The politics of this seem entirely straightforward for Labor. Hardly anyone in Labors constituency has anything obvious to gain from the deal (in fact, the immediate benefits for anyone in Australia are trivial and the indirect benefits entirely speculative) Latham has already alienated anyone who objects to standing up to the Americans. OTOH, the majority of the Labor base who objected to the Iraq war can see that Howard hasn’t even managed to secure fair treatment in return for our loyal support of the US, let alone any favours.

Conversely, the politics seem diabolical for Howard. If legislation has to be pushed through Parliament that means De-Anne Kelly, Ron Boswell and the rest of the North Queensland Nationals will be opened up to ferocious attack from Bob Katter if they vote in favor.

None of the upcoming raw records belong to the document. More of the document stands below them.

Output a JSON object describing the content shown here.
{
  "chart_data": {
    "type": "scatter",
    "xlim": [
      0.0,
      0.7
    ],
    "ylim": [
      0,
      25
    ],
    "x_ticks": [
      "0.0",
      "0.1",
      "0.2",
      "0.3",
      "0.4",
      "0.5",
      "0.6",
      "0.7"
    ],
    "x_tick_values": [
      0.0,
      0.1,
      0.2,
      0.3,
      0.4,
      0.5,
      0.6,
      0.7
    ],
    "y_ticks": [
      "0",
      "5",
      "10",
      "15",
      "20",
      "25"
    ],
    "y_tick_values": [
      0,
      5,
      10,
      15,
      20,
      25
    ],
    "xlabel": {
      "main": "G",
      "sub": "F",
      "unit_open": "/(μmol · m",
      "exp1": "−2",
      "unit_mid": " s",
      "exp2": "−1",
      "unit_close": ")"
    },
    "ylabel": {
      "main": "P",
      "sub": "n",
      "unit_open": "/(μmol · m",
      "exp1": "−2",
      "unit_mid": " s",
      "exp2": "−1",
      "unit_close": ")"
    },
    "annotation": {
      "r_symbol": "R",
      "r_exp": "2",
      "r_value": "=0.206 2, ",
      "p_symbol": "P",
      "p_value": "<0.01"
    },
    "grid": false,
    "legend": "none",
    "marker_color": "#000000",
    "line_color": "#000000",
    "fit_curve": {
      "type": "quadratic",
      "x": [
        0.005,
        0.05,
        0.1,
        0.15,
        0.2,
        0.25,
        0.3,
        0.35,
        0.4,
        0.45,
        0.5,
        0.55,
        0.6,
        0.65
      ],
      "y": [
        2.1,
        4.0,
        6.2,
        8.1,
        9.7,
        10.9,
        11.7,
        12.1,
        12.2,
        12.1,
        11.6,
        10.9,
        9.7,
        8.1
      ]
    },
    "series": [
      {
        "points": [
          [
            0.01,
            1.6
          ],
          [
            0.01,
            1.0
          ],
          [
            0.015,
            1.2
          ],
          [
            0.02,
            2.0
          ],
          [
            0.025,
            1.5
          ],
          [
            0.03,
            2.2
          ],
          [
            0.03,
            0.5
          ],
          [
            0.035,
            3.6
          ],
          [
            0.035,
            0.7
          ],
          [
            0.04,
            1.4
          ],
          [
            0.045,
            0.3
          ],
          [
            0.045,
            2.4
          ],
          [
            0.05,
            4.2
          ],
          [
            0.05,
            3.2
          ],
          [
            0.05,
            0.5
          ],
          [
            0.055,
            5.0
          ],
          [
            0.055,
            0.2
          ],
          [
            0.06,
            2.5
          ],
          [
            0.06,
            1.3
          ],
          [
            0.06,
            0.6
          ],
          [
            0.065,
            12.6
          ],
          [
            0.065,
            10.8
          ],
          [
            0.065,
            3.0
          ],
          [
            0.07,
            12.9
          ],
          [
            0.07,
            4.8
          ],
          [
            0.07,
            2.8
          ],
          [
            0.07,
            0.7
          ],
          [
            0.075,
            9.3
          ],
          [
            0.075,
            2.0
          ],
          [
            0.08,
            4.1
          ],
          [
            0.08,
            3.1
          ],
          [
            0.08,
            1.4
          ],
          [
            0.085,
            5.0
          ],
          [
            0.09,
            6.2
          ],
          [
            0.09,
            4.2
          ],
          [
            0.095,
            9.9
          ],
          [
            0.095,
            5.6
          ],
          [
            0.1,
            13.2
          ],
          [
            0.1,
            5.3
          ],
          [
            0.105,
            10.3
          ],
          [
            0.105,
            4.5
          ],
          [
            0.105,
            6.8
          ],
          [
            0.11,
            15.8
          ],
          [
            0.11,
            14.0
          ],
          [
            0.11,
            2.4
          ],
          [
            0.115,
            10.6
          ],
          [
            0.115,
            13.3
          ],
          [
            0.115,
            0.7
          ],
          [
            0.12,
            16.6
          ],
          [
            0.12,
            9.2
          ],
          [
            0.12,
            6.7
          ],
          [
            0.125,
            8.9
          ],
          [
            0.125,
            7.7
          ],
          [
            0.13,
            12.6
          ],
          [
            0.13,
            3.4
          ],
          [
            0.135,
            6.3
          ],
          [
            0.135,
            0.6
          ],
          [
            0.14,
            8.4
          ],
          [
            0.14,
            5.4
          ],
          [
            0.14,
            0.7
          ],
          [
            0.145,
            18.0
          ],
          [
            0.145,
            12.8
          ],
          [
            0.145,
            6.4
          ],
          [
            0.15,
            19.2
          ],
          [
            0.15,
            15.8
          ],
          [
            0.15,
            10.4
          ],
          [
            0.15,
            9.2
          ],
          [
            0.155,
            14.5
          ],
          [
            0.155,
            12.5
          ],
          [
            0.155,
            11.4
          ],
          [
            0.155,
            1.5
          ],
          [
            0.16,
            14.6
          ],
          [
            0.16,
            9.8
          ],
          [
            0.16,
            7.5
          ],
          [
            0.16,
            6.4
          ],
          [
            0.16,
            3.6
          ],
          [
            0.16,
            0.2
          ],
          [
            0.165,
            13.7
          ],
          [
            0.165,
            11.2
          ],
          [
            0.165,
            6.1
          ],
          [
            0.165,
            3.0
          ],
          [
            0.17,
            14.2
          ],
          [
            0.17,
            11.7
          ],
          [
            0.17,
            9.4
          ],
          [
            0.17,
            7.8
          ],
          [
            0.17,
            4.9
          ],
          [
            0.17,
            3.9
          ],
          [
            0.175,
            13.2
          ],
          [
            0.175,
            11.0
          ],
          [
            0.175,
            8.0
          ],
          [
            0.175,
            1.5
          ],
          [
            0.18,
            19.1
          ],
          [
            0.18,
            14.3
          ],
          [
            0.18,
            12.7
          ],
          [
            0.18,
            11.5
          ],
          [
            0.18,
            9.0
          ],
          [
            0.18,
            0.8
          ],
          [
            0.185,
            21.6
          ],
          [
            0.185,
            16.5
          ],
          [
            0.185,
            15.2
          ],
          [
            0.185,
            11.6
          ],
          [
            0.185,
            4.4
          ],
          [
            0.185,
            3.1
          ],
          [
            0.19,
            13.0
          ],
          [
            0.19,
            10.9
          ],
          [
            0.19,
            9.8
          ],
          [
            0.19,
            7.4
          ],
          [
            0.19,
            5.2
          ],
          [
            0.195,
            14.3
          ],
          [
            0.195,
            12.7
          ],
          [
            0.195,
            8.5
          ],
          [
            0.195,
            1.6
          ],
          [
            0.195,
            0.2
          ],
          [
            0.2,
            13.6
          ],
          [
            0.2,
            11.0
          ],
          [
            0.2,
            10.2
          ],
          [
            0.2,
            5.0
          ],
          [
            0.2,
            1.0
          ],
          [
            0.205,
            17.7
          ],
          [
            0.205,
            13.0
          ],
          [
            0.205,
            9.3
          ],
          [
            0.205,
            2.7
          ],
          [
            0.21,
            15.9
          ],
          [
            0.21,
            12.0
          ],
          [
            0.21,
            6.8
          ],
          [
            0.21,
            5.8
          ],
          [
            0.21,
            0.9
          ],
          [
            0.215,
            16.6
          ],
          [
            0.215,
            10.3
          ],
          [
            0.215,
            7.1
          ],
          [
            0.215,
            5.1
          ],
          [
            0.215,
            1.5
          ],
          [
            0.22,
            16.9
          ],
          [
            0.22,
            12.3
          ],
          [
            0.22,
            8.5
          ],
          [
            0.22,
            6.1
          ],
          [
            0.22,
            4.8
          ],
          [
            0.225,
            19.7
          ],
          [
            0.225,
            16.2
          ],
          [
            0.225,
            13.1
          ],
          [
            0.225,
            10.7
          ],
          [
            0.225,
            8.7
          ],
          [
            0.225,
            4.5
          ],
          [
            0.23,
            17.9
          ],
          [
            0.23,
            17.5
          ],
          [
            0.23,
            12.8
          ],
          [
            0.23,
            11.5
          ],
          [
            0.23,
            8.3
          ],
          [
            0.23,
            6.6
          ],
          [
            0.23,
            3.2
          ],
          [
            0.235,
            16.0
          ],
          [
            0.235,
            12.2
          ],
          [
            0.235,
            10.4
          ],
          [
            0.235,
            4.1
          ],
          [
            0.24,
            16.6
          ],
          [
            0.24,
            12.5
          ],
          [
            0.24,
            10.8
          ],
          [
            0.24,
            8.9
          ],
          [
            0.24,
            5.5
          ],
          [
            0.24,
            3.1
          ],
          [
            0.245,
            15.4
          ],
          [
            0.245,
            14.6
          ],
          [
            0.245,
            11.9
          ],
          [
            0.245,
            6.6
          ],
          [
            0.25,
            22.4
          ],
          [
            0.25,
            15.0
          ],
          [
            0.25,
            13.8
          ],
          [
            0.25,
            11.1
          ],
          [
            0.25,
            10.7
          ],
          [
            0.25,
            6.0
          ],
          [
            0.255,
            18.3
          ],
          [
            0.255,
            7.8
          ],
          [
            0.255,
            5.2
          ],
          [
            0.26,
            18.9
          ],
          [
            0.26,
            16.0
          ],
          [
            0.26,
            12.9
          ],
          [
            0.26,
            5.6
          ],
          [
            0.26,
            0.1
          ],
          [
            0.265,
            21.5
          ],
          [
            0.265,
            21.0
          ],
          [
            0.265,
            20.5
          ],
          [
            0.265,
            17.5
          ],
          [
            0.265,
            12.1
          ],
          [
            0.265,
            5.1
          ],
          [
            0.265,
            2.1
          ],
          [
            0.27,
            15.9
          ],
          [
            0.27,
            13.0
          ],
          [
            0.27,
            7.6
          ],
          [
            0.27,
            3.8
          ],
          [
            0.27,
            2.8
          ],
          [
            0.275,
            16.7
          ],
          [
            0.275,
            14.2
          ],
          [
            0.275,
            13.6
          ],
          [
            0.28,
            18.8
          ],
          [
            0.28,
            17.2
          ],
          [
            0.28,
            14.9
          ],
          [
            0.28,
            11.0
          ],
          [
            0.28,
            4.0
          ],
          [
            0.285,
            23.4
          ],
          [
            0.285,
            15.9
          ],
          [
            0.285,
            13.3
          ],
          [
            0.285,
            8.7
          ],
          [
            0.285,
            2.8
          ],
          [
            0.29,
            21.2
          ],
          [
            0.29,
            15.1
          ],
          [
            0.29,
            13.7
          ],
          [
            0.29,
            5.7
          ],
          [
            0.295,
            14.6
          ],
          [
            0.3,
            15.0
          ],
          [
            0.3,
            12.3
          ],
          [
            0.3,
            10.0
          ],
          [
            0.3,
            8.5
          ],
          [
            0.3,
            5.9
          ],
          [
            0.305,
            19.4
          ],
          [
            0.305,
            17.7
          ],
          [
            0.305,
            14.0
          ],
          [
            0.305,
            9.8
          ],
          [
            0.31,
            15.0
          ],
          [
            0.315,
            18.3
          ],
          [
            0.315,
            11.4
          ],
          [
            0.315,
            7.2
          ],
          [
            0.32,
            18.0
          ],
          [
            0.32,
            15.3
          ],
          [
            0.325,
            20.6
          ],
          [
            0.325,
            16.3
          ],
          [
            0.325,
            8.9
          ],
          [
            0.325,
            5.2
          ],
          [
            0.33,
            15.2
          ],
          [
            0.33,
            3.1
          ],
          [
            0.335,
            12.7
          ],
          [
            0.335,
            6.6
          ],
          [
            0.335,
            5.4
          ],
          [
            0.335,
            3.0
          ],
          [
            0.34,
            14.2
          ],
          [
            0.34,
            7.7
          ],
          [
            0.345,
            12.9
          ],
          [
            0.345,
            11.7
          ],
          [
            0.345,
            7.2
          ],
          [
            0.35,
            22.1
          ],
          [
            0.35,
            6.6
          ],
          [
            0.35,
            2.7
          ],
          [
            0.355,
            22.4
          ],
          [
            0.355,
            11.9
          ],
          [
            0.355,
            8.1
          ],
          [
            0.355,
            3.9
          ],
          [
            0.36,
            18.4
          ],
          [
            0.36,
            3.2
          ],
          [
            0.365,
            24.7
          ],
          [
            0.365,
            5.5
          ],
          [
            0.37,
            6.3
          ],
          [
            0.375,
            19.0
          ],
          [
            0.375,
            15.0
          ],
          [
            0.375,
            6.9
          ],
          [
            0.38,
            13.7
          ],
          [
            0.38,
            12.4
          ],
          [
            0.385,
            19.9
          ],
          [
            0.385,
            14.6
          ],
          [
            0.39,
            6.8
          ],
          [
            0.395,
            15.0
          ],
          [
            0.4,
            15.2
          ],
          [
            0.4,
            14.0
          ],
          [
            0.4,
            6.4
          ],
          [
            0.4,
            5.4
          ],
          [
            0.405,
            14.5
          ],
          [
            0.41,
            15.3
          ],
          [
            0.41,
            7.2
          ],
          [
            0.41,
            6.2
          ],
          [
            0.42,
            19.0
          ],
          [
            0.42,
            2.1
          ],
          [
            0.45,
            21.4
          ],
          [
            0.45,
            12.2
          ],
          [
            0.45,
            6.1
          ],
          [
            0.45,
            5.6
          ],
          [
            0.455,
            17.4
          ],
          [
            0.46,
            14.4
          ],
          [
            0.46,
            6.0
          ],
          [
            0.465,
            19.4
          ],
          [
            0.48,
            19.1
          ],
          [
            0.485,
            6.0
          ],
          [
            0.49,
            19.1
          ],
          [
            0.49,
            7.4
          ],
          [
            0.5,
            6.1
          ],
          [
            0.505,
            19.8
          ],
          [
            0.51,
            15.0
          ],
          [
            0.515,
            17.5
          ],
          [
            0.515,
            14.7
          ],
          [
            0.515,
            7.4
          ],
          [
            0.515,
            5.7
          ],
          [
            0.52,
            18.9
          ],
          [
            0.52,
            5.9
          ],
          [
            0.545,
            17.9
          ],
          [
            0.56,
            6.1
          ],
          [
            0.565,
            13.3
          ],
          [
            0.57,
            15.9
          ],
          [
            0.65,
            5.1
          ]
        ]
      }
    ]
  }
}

Labor can just sit back and watch, throwing in quotes from Howard and Anderson to the effect that they would “never ever” abandon the canegrowers (and, for that matter, the beef industry). And once the deal is rejected, everyone except the canegrowers and cattlemen will forget about it.

But of course, all of the above is premised on my shaky understanding of the procedural rules – would anyone care to set me straight.

Update Ken Parish answers my questions on the process and argues that the procedures for examining the treaty mean that nothing will come before Parliament until after the next election. It seems to me that this makes things even better for Labor. Rather than rejecting the treaty outright, they can say that, when elected, they will demand a renegotiation of the treaty (the fact that the US will also have an election complicates the issue, but mostly in a way favorable to this claim – for example, a statement by Bush that the terms of the agreement are ironclad can’t bind his successor).